C-reactive protein, or CRP, is released as part of the human body's inflammation response. Infections and inflammation caused by various illnesses can cause CRP levels in the blood to rise. Abnormal fatty deposits on the interior walls of arteries that are prone to rupture and cause heart attacks may also cause higher levels of CRP, which is why the protein has been touted recently as a means to determine the relative risk of heart disease in some patients.
Current recommendations for CRP testing use the same cut points to determine risk for everyone. But one size may not fit all, and there may be important differences between genders and races. A study by UT Southwestern researchers, appearing in the Journal of the American College of Cardiology, examines these differences.
"Our goal was to determine the distribution of CRP levels among different genders and races," said Dr. Amit Khera, assistant professor of internal medicine and lead author of the study. "CRP as a risk factor for cardiovascular disease has been studied mainly in white men and in research groups that do not necessarily represent the community at large.
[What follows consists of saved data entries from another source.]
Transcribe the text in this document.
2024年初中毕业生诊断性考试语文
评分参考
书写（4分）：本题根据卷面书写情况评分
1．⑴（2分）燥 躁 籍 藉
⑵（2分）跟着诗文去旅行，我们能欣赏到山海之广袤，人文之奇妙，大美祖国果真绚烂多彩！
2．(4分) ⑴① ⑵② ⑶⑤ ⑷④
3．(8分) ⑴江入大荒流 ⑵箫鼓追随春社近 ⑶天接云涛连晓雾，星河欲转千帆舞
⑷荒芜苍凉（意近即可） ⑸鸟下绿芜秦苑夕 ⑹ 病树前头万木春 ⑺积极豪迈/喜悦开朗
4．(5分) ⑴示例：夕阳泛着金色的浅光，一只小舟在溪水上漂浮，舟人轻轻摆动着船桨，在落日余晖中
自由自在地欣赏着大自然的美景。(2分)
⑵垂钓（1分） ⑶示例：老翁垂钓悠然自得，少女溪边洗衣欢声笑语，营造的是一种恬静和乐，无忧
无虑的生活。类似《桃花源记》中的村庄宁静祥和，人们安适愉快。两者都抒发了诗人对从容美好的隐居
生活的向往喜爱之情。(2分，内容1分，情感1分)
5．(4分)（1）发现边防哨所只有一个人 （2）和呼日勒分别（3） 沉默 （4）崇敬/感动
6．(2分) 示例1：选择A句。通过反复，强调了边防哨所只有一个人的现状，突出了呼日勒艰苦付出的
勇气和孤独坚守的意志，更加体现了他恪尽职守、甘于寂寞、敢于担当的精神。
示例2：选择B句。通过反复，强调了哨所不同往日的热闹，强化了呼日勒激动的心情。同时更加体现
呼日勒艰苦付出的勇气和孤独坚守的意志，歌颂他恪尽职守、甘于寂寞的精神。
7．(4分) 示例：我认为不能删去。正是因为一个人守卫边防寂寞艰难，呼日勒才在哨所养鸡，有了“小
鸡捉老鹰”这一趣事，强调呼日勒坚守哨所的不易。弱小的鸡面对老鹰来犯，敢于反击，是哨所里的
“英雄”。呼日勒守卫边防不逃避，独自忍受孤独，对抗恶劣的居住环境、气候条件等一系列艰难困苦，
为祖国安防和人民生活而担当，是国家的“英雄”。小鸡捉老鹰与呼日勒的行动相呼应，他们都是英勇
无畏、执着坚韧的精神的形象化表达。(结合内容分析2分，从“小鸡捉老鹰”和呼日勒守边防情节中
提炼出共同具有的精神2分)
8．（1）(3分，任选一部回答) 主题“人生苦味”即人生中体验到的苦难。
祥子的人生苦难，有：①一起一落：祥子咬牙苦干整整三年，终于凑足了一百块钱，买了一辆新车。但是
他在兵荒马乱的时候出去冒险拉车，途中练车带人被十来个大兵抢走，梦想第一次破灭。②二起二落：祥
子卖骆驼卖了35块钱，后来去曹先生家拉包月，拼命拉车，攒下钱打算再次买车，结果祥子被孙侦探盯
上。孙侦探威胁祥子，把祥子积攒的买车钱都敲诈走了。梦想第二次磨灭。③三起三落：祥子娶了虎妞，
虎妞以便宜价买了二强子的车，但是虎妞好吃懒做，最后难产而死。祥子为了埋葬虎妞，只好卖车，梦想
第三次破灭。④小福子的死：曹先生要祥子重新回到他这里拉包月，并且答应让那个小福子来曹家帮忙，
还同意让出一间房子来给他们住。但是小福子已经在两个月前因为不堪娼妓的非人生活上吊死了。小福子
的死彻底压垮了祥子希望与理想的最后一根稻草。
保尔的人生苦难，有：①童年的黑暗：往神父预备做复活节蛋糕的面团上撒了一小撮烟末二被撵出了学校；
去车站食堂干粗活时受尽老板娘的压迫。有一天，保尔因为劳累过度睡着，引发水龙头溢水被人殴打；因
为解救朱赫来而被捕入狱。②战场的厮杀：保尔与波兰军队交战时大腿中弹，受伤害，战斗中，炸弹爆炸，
The recommended thresholds of CRP may not appropriately reflect CRP distributions for black men and women."
Researchers measured CRP levels in 2,749 men and women ages 30 to 65. They found that patients with a higher body mass index, a measurement of obesity, had correspondingly higher levels of CRP. The study also found that women typically had much higher levels of CRP in their blood than men, and blacks had higher levels of CRP than white patients. CRP levels in white women were also higher than those in black men. Black men, however, have disproportionately higher rates of cardiovascular disease than white women.
"Our study was a snapshot of a population, but it showed that white women have higher levels of CRP than both black and white men. Since white women have lower rates of cardiovascular disease, this study raises some questions about how best to use CRP in the real-world setting." said Dr. Khera. "We need more research to determine if these differences translate into differences in cardiovascular events."
Dr. Khera added it's possible that different thresholds would need to exist between men and women to more accurately determine the risk of heart disease. It may also be that reliance on CRP for risk assessment in black patients may overestimate the risk for cardiac and vascular events, as more than one-half of these patients had elevated levels. But there are currently few studies of CRP in black patients.
Dr. James de Lemos, assistant professor of internal medicine and the study's senior author, said: "This is a large study that highlights potentially important race and gender differences in CRP levels. The most striking finding was the observation that almost two-thirds of black women had CRP levels above the Centers for Disease Control-defined high-risk threshold. These differences may have implications for the broad use of CRP testing."
Long-term studies are needed to see if increased CRP levels in the blood lead to heart disease in a large and diverse population. If so, it may become necessary to adjust CRP levels according to race and gender, Dr. de Lemos said.